Astronauts Ellison Onizuka, Mike Smith, Dick Scobee, Greg Jarvis, Ron McNair and Judy Resnick, and schoolteacher Christa McAuliffe experienced one minute and thirteen seconds of the dream before their lives were cut short in a fireball and they took the bigger journey into the greater unknown.
But they were not the first to die chasing that dream, nor would they be the last.
On January 27th 1967 Virgil “Gus” Grissom, Edward White and Roger Chaffee died aboard Apollo 1, still on the launch pad, when a spark ignited the pure oxygen atmosphere of the sealed capsule during pre-flight tests.
On April 24th 1964 Vladimir Komarov reentered the earths atmosphere in the malfunctioning Soyuz 1 capsule and died when the parachute lines tangled plummeting Soyuz 1 into the earth at two hundred miles an hour.
In May of 1967 the crew of Soyuz 11, Georgi Dobrovolsky, Viktor Patsayev, and Vladislav Volkov, died when a malfunctioning valve caused the capsule to depressurize just prior to reentry.
No astronaut or cosmonaut would die engaged in a mission again until the Challenger disaster, and then it would be fifteen years before another sacrifice would be demanded by the fates of dreams and the sky.

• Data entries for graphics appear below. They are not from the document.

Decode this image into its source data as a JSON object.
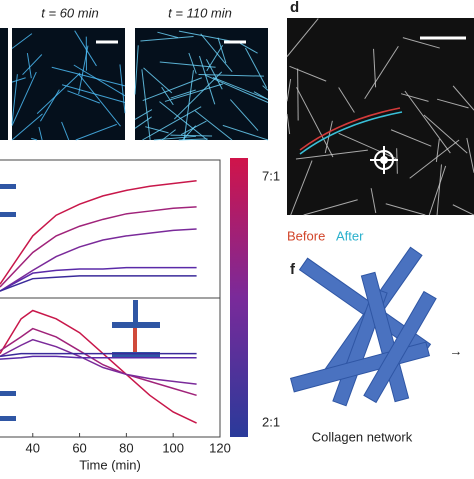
{
  "panels": {
    "image_labels": [
      "t = 60 min",
      "t = 110 min"
    ],
    "d": {
      "label": "d",
      "legend": [
        "Before",
        "After"
      ]
    },
    "colorbar": {
      "top": "7:1",
      "bottom": "2:1"
    },
    "f": {
      "label": "f",
      "caption": "Collagen network",
      "arrow": "→"
    }
  },
  "chart_data": [
    {
      "type": "line",
      "x": [
        26,
        40,
        50,
        60,
        70,
        80,
        90,
        100,
        110
      ],
      "xlim": [
        26,
        120
      ],
      "ylim": [
        0,
        1
      ],
      "series": [
        {
          "color": "#c8174a",
          "values": [
            0.1,
            0.45,
            0.6,
            0.68,
            0.74,
            0.78,
            0.81,
            0.83,
            0.85
          ]
        },
        {
          "color": "#a0237a",
          "values": [
            0.08,
            0.33,
            0.45,
            0.52,
            0.57,
            0.61,
            0.63,
            0.65,
            0.66
          ]
        },
        {
          "color": "#7a2a9a",
          "values": [
            0.05,
            0.2,
            0.3,
            0.37,
            0.42,
            0.45,
            0.47,
            0.49,
            0.5
          ]
        },
        {
          "color": "#5a2aa8",
          "values": [
            0.05,
            0.18,
            0.2,
            0.21,
            0.21,
            0.22,
            0.22,
            0.22,
            0.22
          ]
        },
        {
          "color": "#3a2a9a",
          "values": [
            0.05,
            0.14,
            0.15,
            0.16,
            0.16,
            0.16,
            0.16,
            0.16,
            0.16
          ]
        }
      ]
    },
    {
      "type": "line",
      "x": [
        26,
        35,
        40,
        50,
        60,
        70,
        80,
        90,
        100,
        110
      ],
      "xlim": [
        26,
        120
      ],
      "ylim": [
        0,
        1
      ],
      "xticks": [
        40,
        60,
        80,
        100,
        120
      ],
      "xlabel": "Time (min)",
      "series": [
        {
          "color": "#c8174a",
          "values": [
            0.6,
            0.85,
            0.91,
            0.85,
            0.75,
            0.6,
            0.45,
            0.3,
            0.18,
            0.1
          ]
        },
        {
          "color": "#a0237a",
          "values": [
            0.62,
            0.72,
            0.78,
            0.72,
            0.62,
            0.52,
            0.45,
            0.4,
            0.35,
            0.3
          ]
        },
        {
          "color": "#7a2a9a",
          "values": [
            0.58,
            0.66,
            0.7,
            0.65,
            0.58,
            0.5,
            0.45,
            0.42,
            0.4,
            0.38
          ]
        },
        {
          "color": "#5a2aa8",
          "values": [
            0.56,
            0.57,
            0.58,
            0.58,
            0.57,
            0.57,
            0.57,
            0.57,
            0.57,
            0.57
          ]
        },
        {
          "color": "#3a2a9a",
          "values": [
            0.58,
            0.6,
            0.6,
            0.6,
            0.6,
            0.6,
            0.6,
            0.6,
            0.6,
            0.6
          ]
        }
      ]
    }
  ]
}
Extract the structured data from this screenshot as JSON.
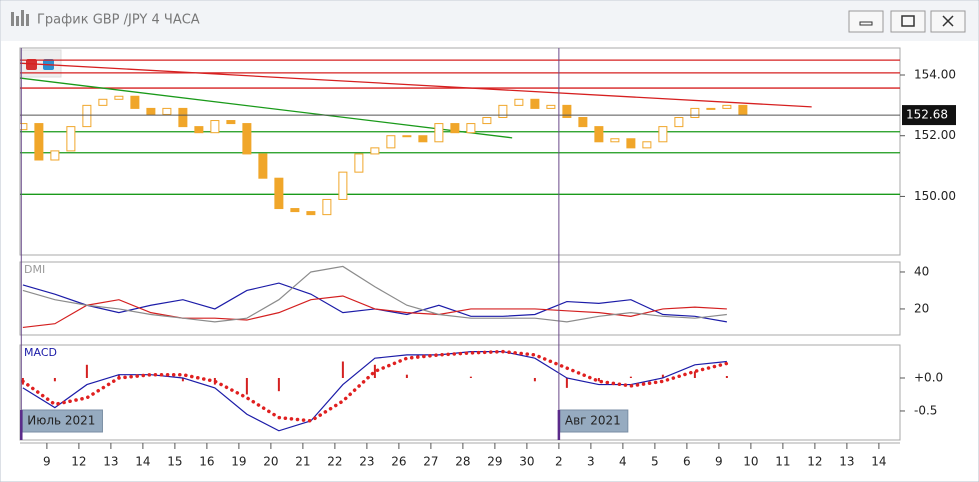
{
  "window": {
    "title": "График GBP /JPY  4 ЧАСА"
  },
  "x_axis": {
    "xlim": [
      -0.84,
      26.66
    ],
    "xticks": [
      {
        "value": 0,
        "label": "9"
      },
      {
        "value": 1,
        "label": "12"
      },
      {
        "value": 2,
        "label": "13"
      },
      {
        "value": 3,
        "label": "14"
      },
      {
        "value": 4,
        "label": "15"
      },
      {
        "value": 5,
        "label": "16"
      },
      {
        "value": 6,
        "label": "19"
      },
      {
        "value": 7,
        "label": "20"
      },
      {
        "value": 8,
        "label": "21"
      },
      {
        "value": 9,
        "label": "22"
      },
      {
        "value": 10,
        "label": "23"
      },
      {
        "value": 11,
        "label": "26"
      },
      {
        "value": 12,
        "label": "27"
      },
      {
        "value": 13,
        "label": "28"
      },
      {
        "value": 14,
        "label": "29"
      },
      {
        "value": 15,
        "label": "30"
      },
      {
        "value": 16,
        "label": "2"
      },
      {
        "value": 17,
        "label": "3"
      },
      {
        "value": 18,
        "label": "4"
      },
      {
        "value": 19,
        "label": "5"
      },
      {
        "value": 20,
        "label": "6"
      },
      {
        "value": 21,
        "label": "9"
      },
      {
        "value": 22,
        "label": "10"
      },
      {
        "value": 23,
        "label": "11"
      },
      {
        "value": 24,
        "label": "12"
      },
      {
        "value": 25,
        "label": "13"
      },
      {
        "value": 26,
        "label": "14"
      }
    ]
  },
  "chart_data": [
    {
      "type": "candlestick",
      "color": "#f0a62a",
      "x": [
        -0.75,
        -0.25,
        0.25,
        0.75,
        1.25,
        1.75,
        2.25,
        2.75,
        3.25,
        3.75,
        4.25,
        4.75,
        5.25,
        5.75,
        6.25,
        6.75,
        7.25,
        7.75,
        8.25,
        8.75,
        9.25,
        9.75,
        10.25,
        10.75,
        11.25,
        11.75,
        12.25,
        12.75,
        13.25,
        13.75,
        14.25,
        14.75,
        15.25,
        15.75,
        16.25,
        16.75,
        17.25,
        17.75,
        18.25,
        18.75,
        19.25,
        19.75,
        20.25,
        20.75,
        21.25,
        21.75
      ],
      "open": [
        152.2,
        152.4,
        151.2,
        151.5,
        152.3,
        153.0,
        153.2,
        153.3,
        152.9,
        152.7,
        152.9,
        152.3,
        152.1,
        152.5,
        152.4,
        151.4,
        150.6,
        149.6,
        149.5,
        149.4,
        149.9,
        150.8,
        151.4,
        151.6,
        152.0,
        152.0,
        151.8,
        152.4,
        152.1,
        152.4,
        152.6,
        153.0,
        153.2,
        152.9,
        153.0,
        152.6,
        152.3,
        151.8,
        151.9,
        151.6,
        151.8,
        152.3,
        152.6,
        152.9,
        152.9,
        153.0
      ],
      "close": [
        152.4,
        151.2,
        151.5,
        152.3,
        153.0,
        153.2,
        153.3,
        152.9,
        152.7,
        152.9,
        152.3,
        152.1,
        152.5,
        152.4,
        151.4,
        150.6,
        149.6,
        149.5,
        149.4,
        149.9,
        150.8,
        151.4,
        151.6,
        152.0,
        152.0,
        151.8,
        152.4,
        152.1,
        152.4,
        152.6,
        153.0,
        153.2,
        152.9,
        153.0,
        152.6,
        152.3,
        151.8,
        151.9,
        151.6,
        151.8,
        152.3,
        152.6,
        152.9,
        152.9,
        153.0,
        152.7
      ],
      "ylim": [
        148.07,
        154.89
      ],
      "yticks": [
        {
          "value": 154,
          "label": "154.00"
        },
        {
          "value": 152,
          "label": "152.00"
        },
        {
          "value": 150,
          "label": "150.00"
        }
      ],
      "hlines": [
        {
          "value": 154.49,
          "color": "#d62020"
        },
        {
          "value": 154.07,
          "color": "#d62020"
        },
        {
          "value": 153.57,
          "color": "#d62020"
        },
        {
          "value": 152.13,
          "color": "#1a9a1a"
        },
        {
          "value": 151.44,
          "color": "#1a9a1a"
        },
        {
          "value": 150.07,
          "color": "#1a9a1a"
        }
      ],
      "trendlines": [
        {
          "x": [
            -0.84,
            23.9
          ],
          "y": [
            154.39,
            152.95
          ],
          "color": "#d62020"
        },
        {
          "x": [
            -0.84,
            14.54
          ],
          "y": [
            153.9,
            151.93
          ],
          "color": "#1a9a1a"
        }
      ],
      "last_price": 152.68
    },
    {
      "type": "line",
      "title": "DMI",
      "x": [
        -0.75,
        0.25,
        1.25,
        2.25,
        3.25,
        4.25,
        5.25,
        6.25,
        7.25,
        8.25,
        9.25,
        10.25,
        11.25,
        12.25,
        13.25,
        14.25,
        15.25,
        16.25,
        17.25,
        18.25,
        19.25,
        20.25,
        21.25
      ],
      "series": [
        {
          "color": "#1c1ca8",
          "values": [
            33,
            28,
            22,
            18,
            22,
            25,
            20,
            30,
            34,
            28,
            18,
            20,
            17,
            22,
            16,
            16,
            17,
            24,
            23,
            25,
            17,
            16,
            13
          ]
        },
        {
          "color": "#d42020",
          "values": [
            10,
            12,
            22,
            25,
            18,
            15,
            15,
            14,
            18,
            25,
            27,
            20,
            18,
            17,
            20,
            20,
            20,
            19,
            18,
            16,
            20,
            21,
            20
          ]
        },
        {
          "color": "#8c8c8c",
          "values": [
            30,
            25,
            22,
            20,
            17,
            15,
            13,
            15,
            25,
            40,
            43,
            32,
            22,
            17,
            15,
            15,
            15,
            13,
            16,
            18,
            16,
            15,
            17
          ]
        }
      ],
      "ylim": [
        5.9,
        45.4
      ],
      "yticks": [
        40,
        20
      ]
    },
    {
      "type": "combo",
      "title": "MACD",
      "x": [
        -0.75,
        0.25,
        1.25,
        2.25,
        3.25,
        4.25,
        5.25,
        6.25,
        7.25,
        8.25,
        9.25,
        10.25,
        11.25,
        12.25,
        13.25,
        14.25,
        15.25,
        16.25,
        17.25,
        18.25,
        19.25,
        20.25,
        21.25
      ],
      "series": [
        {
          "kind": "bar",
          "color": "#d42020",
          "values": [
            -0.1,
            -0.05,
            0.2,
            0.05,
            0,
            -0.05,
            -0.1,
            -0.25,
            -0.2,
            0,
            0.25,
            0.2,
            0.05,
            0,
            0.02,
            0,
            -0.05,
            -0.15,
            -0.05,
            0.02,
            0.05,
            0.1,
            0.03
          ]
        },
        {
          "kind": "line",
          "color": "#1c1ca8",
          "values": [
            -0.15,
            -0.45,
            -0.1,
            0.05,
            0.05,
            0.0,
            -0.15,
            -0.55,
            -0.8,
            -0.65,
            -0.1,
            0.3,
            0.35,
            0.35,
            0.4,
            0.4,
            0.3,
            0.0,
            -0.1,
            -0.1,
            0.0,
            0.2,
            0.25
          ]
        },
        {
          "kind": "dotted",
          "color": "#e02020",
          "values": [
            -0.05,
            -0.4,
            -0.3,
            0.0,
            0.05,
            0.05,
            -0.05,
            -0.3,
            -0.6,
            -0.65,
            -0.35,
            0.1,
            0.3,
            0.35,
            0.38,
            0.4,
            0.35,
            0.15,
            -0.05,
            -0.12,
            -0.05,
            0.1,
            0.22
          ]
        }
      ],
      "ylim": [
        -0.94,
        0.5
      ],
      "yticks": [
        {
          "value": 0,
          "label": "+0.0"
        },
        -0.5
      ],
      "annotations": [
        {
          "text": "Июль 2021",
          "x": -0.8
        },
        {
          "text": "Авг 2021",
          "x": 16
        }
      ]
    }
  ]
}
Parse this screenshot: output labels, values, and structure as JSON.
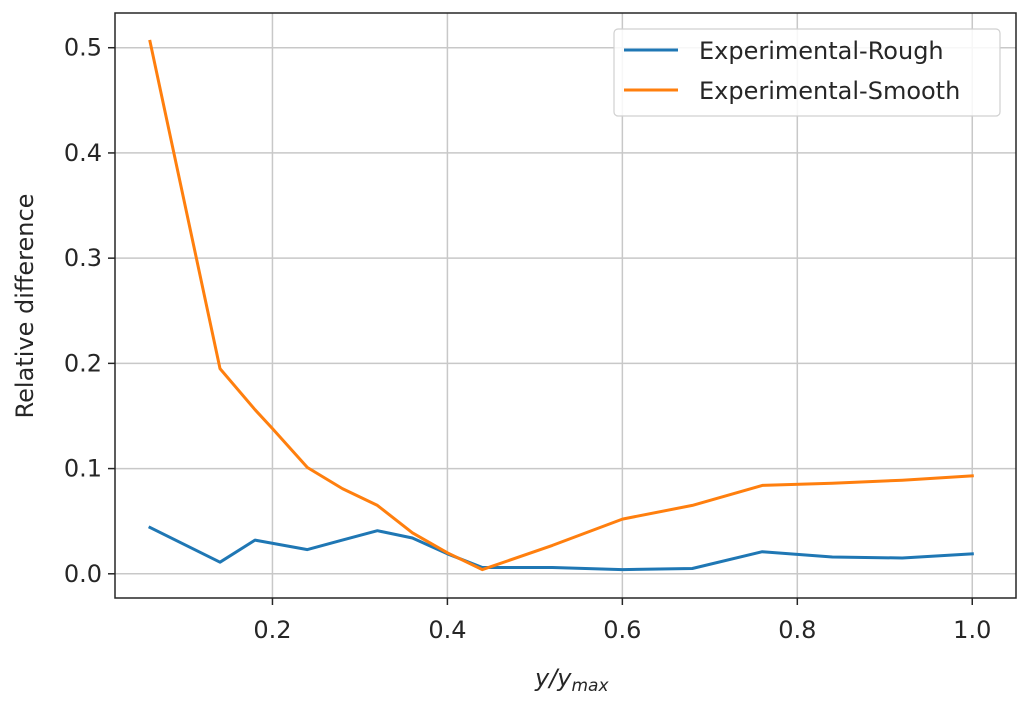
{
  "chart_data": {
    "type": "line",
    "xlabel_main": "y/y",
    "xlabel_sub": "max",
    "ylabel": "Relative difference",
    "xlim": [
      0.02,
      1.05
    ],
    "ylim": [
      -0.023,
      0.533
    ],
    "x_ticks": [
      0.2,
      0.4,
      0.6,
      0.8,
      1.0
    ],
    "x_tick_labels": [
      "0.2",
      "0.4",
      "0.6",
      "0.8",
      "1.0"
    ],
    "y_ticks": [
      0.0,
      0.1,
      0.2,
      0.3,
      0.4,
      0.5
    ],
    "y_tick_labels": [
      "0.0",
      "0.1",
      "0.2",
      "0.3",
      "0.4",
      "0.5"
    ],
    "grid": true,
    "legend_position": "top-right",
    "series": [
      {
        "name": "Experimental-Rough",
        "color": "#1f77b4",
        "x": [
          0.06,
          0.14,
          0.18,
          0.24,
          0.28,
          0.32,
          0.36,
          0.4,
          0.44,
          0.52,
          0.6,
          0.68,
          0.76,
          0.84,
          0.92,
          1.0
        ],
        "y": [
          0.044,
          0.011,
          0.032,
          0.023,
          0.032,
          0.041,
          0.034,
          0.019,
          0.006,
          0.006,
          0.004,
          0.005,
          0.021,
          0.016,
          0.015,
          0.019
        ]
      },
      {
        "name": "Experimental-Smooth",
        "color": "#ff7f0e",
        "x": [
          0.06,
          0.14,
          0.18,
          0.2,
          0.24,
          0.28,
          0.32,
          0.36,
          0.4,
          0.44,
          0.52,
          0.6,
          0.68,
          0.76,
          0.84,
          0.92,
          1.0
        ],
        "y": [
          0.506,
          0.195,
          0.156,
          0.138,
          0.101,
          0.081,
          0.065,
          0.039,
          0.02,
          0.004,
          0.027,
          0.052,
          0.065,
          0.084,
          0.086,
          0.089,
          0.093
        ]
      }
    ]
  }
}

On February 1st 2003 the crew of the space shuttle Columbia, Rick Husband, William McCool, Michael Anderson, David Brown, Dr. Kalpana Chawla, Laurel B. Clark and Ilan Ramon, died when the shuttle, suffering damage to its protective tiles, blew up over the western United States during reentry. It is quite possible that these seven people knew or at least suspected they were going to die, well ahead of time, and proceeded ahead, chasing the dream to infinity.

We live in a world of sports hero’s, movie stars and rock gods. People who, on whole, are shallow, fatuous, and often as not disgusting and disagreeable people, more concerned with image, money and whatever “cause of the month” will get them the most attention. Among them are rapists, thieves, murderers, people who use drugs to avoid the really real world, and narcissists of the highest order who have no greater dream or vision, and no desire to live for something greater, and certainly, perhaps most certainly of all, no strength to die for something greater.
While those people are made hero’s there are quieter, smarter, stronger men and women who dare to brave the unknown, the unknowable, and the dangerous to chase down what may be the greatest dream of the human race: The secrets of the heavens - The glittering lights and shimmering sights of that great expanse of space, the realm of new worlds and gods.
In the end, it will not be the movie gods and rock stars who will carry mankind into the future, into new hope, new worlds. It will not be the sports hero’s who open the doors for us all. It will be these quiet people willing to serve a dream, live a dream, and die for that dream.
It is my prayer, whispered desperately to those heavens, that we will hold on long enough, that they may deliver that dream to us before it is lost to the murky depths of forgotten consciousness.
”Go! at throttle up” the stars are ahead.